Judy Woodruff is soon to depart from the PBS NewsHour and another chapter in this decade’s long news show mainstay on public television will unfold. It has been my pleasure to tune in Woodruff over the many years, first on CNN’s Inside Politics with cohost Bernie Shaw, a reporter I simply could never say enough good things about in his career. Woodruff proved repeatedly with interviews and her professional grinding down of a story to the essential ingredients why she was ideally suited for the NewsHour. I so respect her work and will miss her being a part of the ones we invited into our home via television.
What the public knows now as the best one hour in broadcast news on television started when I was just a year away from entering my freshman year in high school. In 1975, The Robert MacNeil Report, a week-night half-hour news program provided in-depth coverage of a different single issue each evening. When I was a teenager dinner would be over in our Hancock home and the evening network news and the local news would have come to an end. It would be 6:30 P.M. and time to change the channel (by walking to the set and manually turning the dial!) to Wisconsin Public Television for the half-hour program which devoted itself to one news story each night. It might be the reason for a major jet crash or diving into the religious turmoil in the Middle East. The show was informative and so well done with insight and professionalism. And I learned so much. It piqued my interest to want to know even more. I suspect some of my wonkiness about details and policy was formed by this show and its reporters.

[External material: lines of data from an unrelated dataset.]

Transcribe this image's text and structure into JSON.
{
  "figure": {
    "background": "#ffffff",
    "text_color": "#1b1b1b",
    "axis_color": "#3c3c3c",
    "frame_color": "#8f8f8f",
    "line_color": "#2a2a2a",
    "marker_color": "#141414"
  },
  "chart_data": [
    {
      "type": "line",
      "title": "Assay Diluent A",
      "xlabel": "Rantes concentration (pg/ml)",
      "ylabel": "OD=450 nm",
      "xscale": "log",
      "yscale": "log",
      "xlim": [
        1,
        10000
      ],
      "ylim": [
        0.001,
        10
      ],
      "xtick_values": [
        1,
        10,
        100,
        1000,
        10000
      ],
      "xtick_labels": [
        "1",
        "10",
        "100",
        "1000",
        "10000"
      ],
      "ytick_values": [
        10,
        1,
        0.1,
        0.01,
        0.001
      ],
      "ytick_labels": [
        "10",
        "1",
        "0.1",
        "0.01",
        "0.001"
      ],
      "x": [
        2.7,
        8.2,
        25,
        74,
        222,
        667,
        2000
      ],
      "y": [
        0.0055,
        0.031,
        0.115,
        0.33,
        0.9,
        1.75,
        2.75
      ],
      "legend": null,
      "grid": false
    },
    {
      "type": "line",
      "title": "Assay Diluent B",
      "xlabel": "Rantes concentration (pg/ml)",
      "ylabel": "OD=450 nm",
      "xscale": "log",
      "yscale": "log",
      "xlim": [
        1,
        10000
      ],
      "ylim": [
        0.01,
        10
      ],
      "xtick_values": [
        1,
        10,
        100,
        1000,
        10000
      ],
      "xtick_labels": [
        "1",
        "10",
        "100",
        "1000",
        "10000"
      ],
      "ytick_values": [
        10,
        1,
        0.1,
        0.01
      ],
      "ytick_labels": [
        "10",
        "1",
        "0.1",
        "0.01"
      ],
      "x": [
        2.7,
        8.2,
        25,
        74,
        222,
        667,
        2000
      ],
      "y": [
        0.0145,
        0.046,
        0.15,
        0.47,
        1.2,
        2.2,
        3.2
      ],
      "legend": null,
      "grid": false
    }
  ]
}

Now that iconic nightly news program has alerted us that Judy Woodruff will sign off from the anchor desk on Friday, December 30. And with equal interest, we want to know what follows.
Taking Woodruff’s place at the anchor desk will be Amna Nawaz and Geoff Bennett. It goes without saying that this change is more than a new anchor and managing editor taking charge, but also a true generational shift and more diversity for a large tumultuous nation that is growing more multicultural. Bennett, 42, is Black and Nawaz, 43, is the first-generation American daughter of Pakistani parents.
The solid center of viewers to this program really demands continuity with a deep dive into hard news and serious analysis. The background of new anchors will add a fresh layer of understanding and questions about the topics of the day, and that is to be applauded. We gain much by listening to others and having fresh perspectives. It is reported that one change to the show which will begin at the top of the new year will be avenues opened to allow younger viewers to access the news in ways that mesh with their daily use of social media. For decades-long viewers such as myself, we are promised to have the same journalistic professionalism that was the reason we started our journey with the program back when President Carter was in the White House.